Calls for London to be given more powers got a further boost today by a report which says that giving cities the ability to control tax and immigration would boost economic growth in the UK to the tune of £79bn by 2030.
The RSA City Growth Commission has recommended the government puts in place legislation to devolve more powers to cities by 2015, saying the current centralised economy is "not fit for purpose".
Boris Johnson has previously called for Stamp Duty on London property to be retained by the capital; while shadow London Minister (and Tooting MP) Sadiq Khan has been among those pressing hard for greater fiscal powers to the city. The London Finance Commission also reported back in May 2013 that the capital should have greater tax-raising powers.
Those arguing for London to have greater control over tax say that City Hall is facing an unprecedented challenge on school places, housing and other infrastructure — but the current property boom means stamp duty and other levies go to Whitehall for redistribution rather than being retained in the city to resolve these issues.

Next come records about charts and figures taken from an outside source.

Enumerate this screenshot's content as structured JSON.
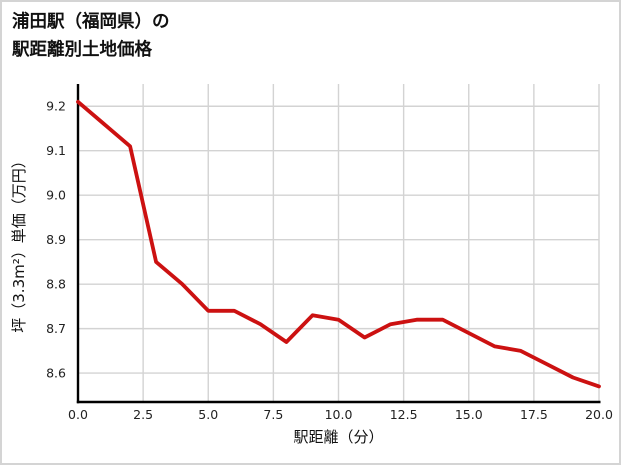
{
  "card": {
    "background": "#ffffff",
    "border_color": "#d4d4d4"
  },
  "header": {
    "title_line1": "浦田駅（福岡県）の",
    "title_line2": "駅距離別土地価格"
  },
  "chart_data": {
    "type": "line",
    "title": "浦田駅（福岡県）の駅距離別土地価格",
    "xlabel": "駅距離（分）",
    "ylabel": "坪（3.3m²）単価（万円）",
    "x": [
      0,
      1,
      2,
      3,
      4,
      5,
      6,
      7,
      8,
      9,
      10,
      11,
      12,
      13,
      14,
      15,
      16,
      17,
      18,
      19,
      20
    ],
    "y": [
      9.21,
      9.16,
      9.11,
      8.85,
      8.8,
      8.74,
      8.74,
      8.71,
      8.67,
      8.73,
      8.72,
      8.68,
      8.71,
      8.72,
      8.72,
      8.69,
      8.66,
      8.65,
      8.62,
      8.59,
      8.57
    ],
    "xlim": [
      0,
      20
    ],
    "ylim": [
      8.535,
      9.25
    ],
    "xticks": [
      0,
      2.5,
      5,
      7.5,
      10,
      12.5,
      15,
      17.5,
      20
    ],
    "xtick_labels": [
      "0.0",
      "2.5",
      "5.0",
      "7.5",
      "10.0",
      "12.5",
      "15.0",
      "17.5",
      "20.0"
    ],
    "yticks": [
      8.6,
      8.7,
      8.8,
      8.9,
      9.0,
      9.1,
      9.2
    ],
    "ytick_labels": [
      "8.6",
      "8.7",
      "8.8",
      "8.9",
      "9.0",
      "9.1",
      "9.2"
    ],
    "grid": true,
    "legend": "none",
    "line_color": "#cc1111",
    "line_width": 3.8,
    "grid_color": "#d3d3d3",
    "spine_color": "#000000",
    "tick_label_color": "#222222",
    "axis_label_color": "#111111"
  }
}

Giving more control over duty means City Hall would be able to raise or lower taxes in order to control city growth more effectively; preventing overheating or stimulating growth, it is claimed.
City Growth Commission chairman and leading economist Jim O'Neill, told BBC Radio's Today programme that the report has the backing of Chancellor George Osborne, and that he would be "surprised" if some of its recommendations were not adopted in the Autumn Statement.